Helena Filipsson

Over the past two centuries, coastal regions have experienced various anthropogenic environmental stressors such as ocean acidification, pollution, warming, and deoxygenation that have impacted benthic marine life. Understanding the severity and potential outcomes of such changes is crucial for supporting effective environmental management strategies.

Benthic foraminifera, protists with calcite tests, have long been recognized as excellent recorders of past bottom-water conditions. Morphological parameters of the shell, such as thickness and pore patterns, are of great interest for environmental reconstruction. Shell thinning is a known consequence of ocean acidification, and pore patterns are increasingly used as a proxy for bottom water oxygenation. However, the relationship between these two parameters is not well defined due to challenges posed by species-specific traits, shell curvature, and limited access to test thickness or pore blockage.

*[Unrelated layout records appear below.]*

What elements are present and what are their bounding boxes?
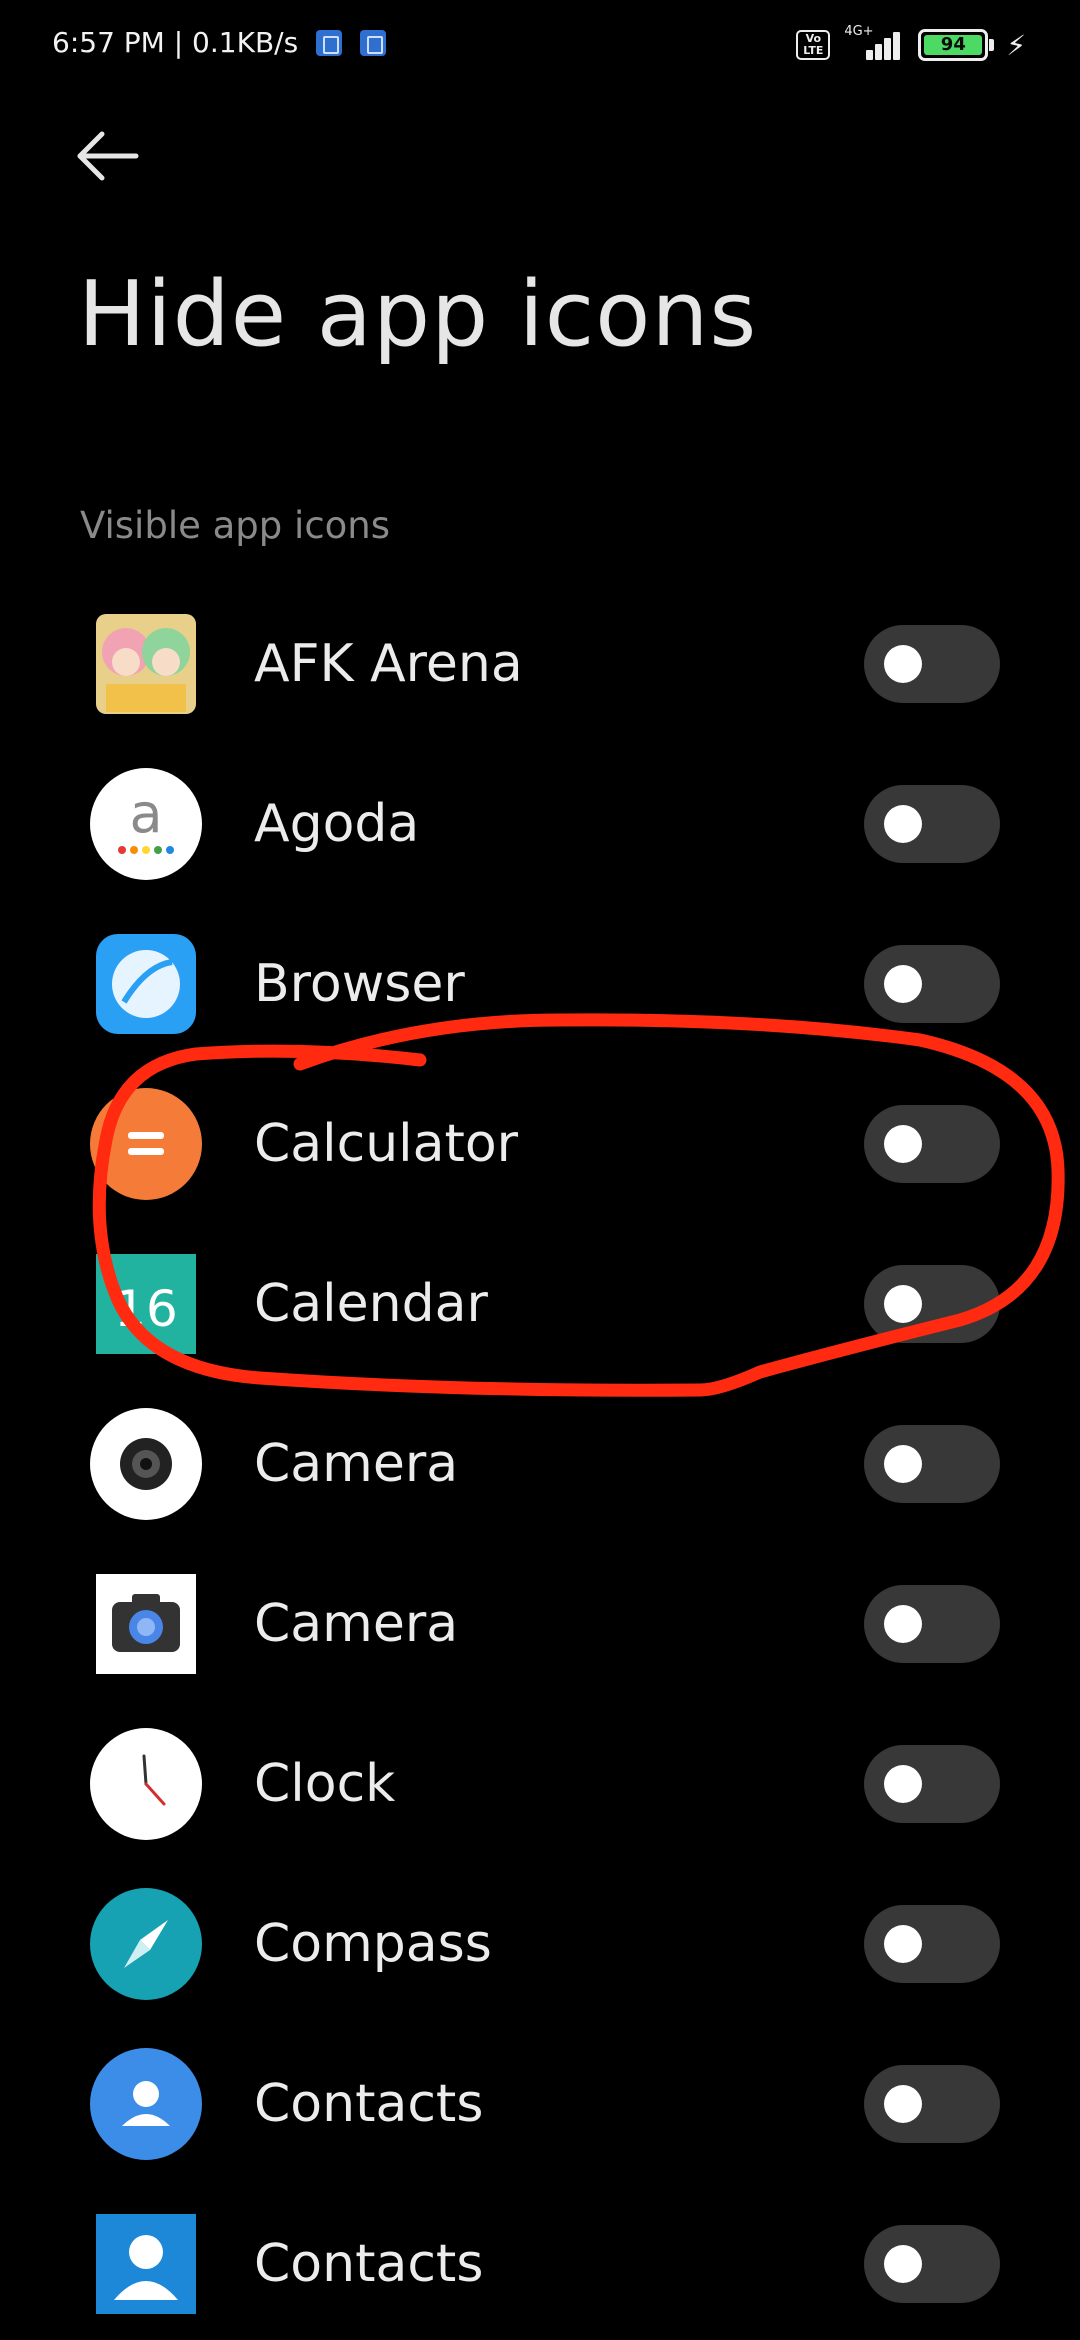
battery-level: 94 [924, 35, 983, 55]
arrow-left-icon [77, 131, 139, 181]
list-item[interactable]: Clock [0, 1704, 1080, 1864]
toggle-switch[interactable] [864, 785, 1000, 863]
calendar-icon: 16 [96, 1254, 196, 1354]
list-item[interactable]: Calculator [0, 1064, 1080, 1224]
app-name: Browser [254, 954, 465, 1014]
outlook-notification-icon [316, 29, 343, 56]
toggle-switch[interactable] [864, 2065, 1000, 2143]
svg-text:a: a [129, 782, 162, 845]
status-time-speed: 6:57 PM | 0.1KB/s [52, 26, 299, 59]
app-name: AFK Arena [254, 634, 523, 694]
browser-icon [96, 934, 196, 1034]
calculator-icon [90, 1088, 202, 1200]
app-name: Compass [254, 1914, 492, 1974]
app-name: Calculator [254, 1114, 519, 1174]
list-item[interactable]: AFK Arena [0, 584, 1080, 744]
list-item[interactable]: Camera [0, 1544, 1080, 1704]
list-item[interactable]: Contacts [0, 2184, 1080, 2340]
section-header: Visible app icons [80, 504, 391, 547]
volte-icon: Vo LTE [796, 30, 831, 60]
toggle-switch[interactable] [864, 1745, 1000, 1823]
signal-icon: 4G+ [844, 24, 904, 62]
compass-icon [90, 1888, 202, 2000]
charging-icon: ⚡ [1006, 28, 1026, 62]
toggle-switch[interactable] [864, 1905, 1000, 1983]
app-list: AFK Arena a Agoda Browser Calculator 16 … [0, 584, 1080, 2340]
battery-icon: 94 [918, 29, 995, 61]
contacts-square-icon [96, 2214, 196, 2314]
list-item[interactable]: Compass [0, 1864, 1080, 2024]
contacts-icon [90, 2048, 202, 2160]
toggle-switch[interactable] [864, 1585, 1000, 1663]
app-name: Calendar [254, 1274, 488, 1334]
outlook-notification-icon [360, 29, 387, 56]
status-right: Vo LTE 4G+ 94 ⚡ [796, 24, 1026, 62]
back-button[interactable] [76, 128, 140, 184]
toggle-switch[interactable] [864, 2225, 1000, 2303]
status-bar: 6:57 PM | 0.1KB/s Vo LTE 4G+ 94 ⚡ [0, 0, 1080, 92]
list-item[interactable]: Camera [0, 1384, 1080, 1544]
list-item[interactable]: Contacts [0, 2024, 1080, 2184]
app-name: Contacts [254, 2074, 484, 2134]
clock-icon [90, 1728, 202, 1840]
camera-icon [90, 1408, 202, 1520]
network-type: 4G+ [844, 24, 874, 39]
toggle-switch[interactable] [864, 625, 1000, 703]
app-name: Clock [254, 1754, 396, 1814]
list-item[interactable]: a Agoda [0, 744, 1080, 904]
calendar-icon-date: 16 [114, 1280, 178, 1338]
google-camera-icon [96, 1574, 196, 1674]
toggle-switch[interactable] [864, 1425, 1000, 1503]
toggle-switch[interactable] [864, 1105, 1000, 1183]
app-name: Agoda [254, 794, 420, 854]
toggle-switch[interactable] [864, 945, 1000, 1023]
app-name: Camera [254, 1594, 459, 1654]
page-title: Hide app icons [78, 262, 758, 367]
status-left: 6:57 PM | 0.1KB/s [52, 26, 387, 59]
afk-arena-icon [96, 614, 196, 714]
toggle-switch[interactable] [864, 1265, 1000, 1343]
app-name: Contacts [254, 2234, 484, 2294]
agoda-icon: a [90, 768, 202, 880]
app-name: Camera [254, 1434, 459, 1494]
list-item[interactable]: 16 Calendar [0, 1224, 1080, 1384]
list-item[interactable]: Browser [0, 904, 1080, 1064]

Recent advances in morphological analysis of foraminiferal tests using microcomputed tomography (μCT) have led to significant progress in generating 3D reconstruction tests. The 3D approach enables a non-destructive study of the
morphology, which is beneficial for further geochemical analyses or studying legacy museum collections. To draw statistically valid conclusions, it is necessary to scan as many tests as possible and work at sub-micrometer resolution for
measurement accuracy. Synchrotron light-based approaches can be used to achieve these objectives. However, extracting the required parameters from 3D tests remains challenging due to the limitations of image processing and computational
capacity; therefore, optimizing post-data analysis is crucial.

Previously, it was described a post-data routine for analyzing entire tests in 3D from Elphidium clavatum specimens that recorded environmental conditions in the Baltic Sea entrance from the early industrial (the 1800s) and present-day (the
2010s) conditions. The 3D time series of morphological parameters revealed that modern specimens have on average 28% thinner tests and 91% more pores than their historical counterparts. These morphological changes were interpreted as the
result of gradual environmental changes in the Baltic Sea inlet that have intensified since the start of the industrial era, linked in particular to a decline in pH and an increase in the duration and severity of hypoxia in the region.

Here, we have extended the analyses to Elphidium clavatum specimens to explore changes in their pore patterns from a selected chamber. The challenge of achieving 3D pore patterns remains, particularly concerning cropping a chamber from an
image stack and segmenting and reconstructing pores in 3D. We detail the following parameters: porosity (%), pore area (μm2), crop area (μm2), number of pores, pore density, maximum pore size, minimum pore size, standard deviation of pore
sizes, and average pore size. Thus, the main interest is therefore to continue to gain efficiency in image processing and to rapidly generate large databases of 3D morphological parameters. To accelerate the adoption of this semi-automated
approach, we developed a routine using open-source software in ImageJ and Matlab (student version). The perspectives of this work are multiple, as it would allow for a better understanding of how the morphology of the shell varies during
ontogeny or culture experiments under controlled conditions.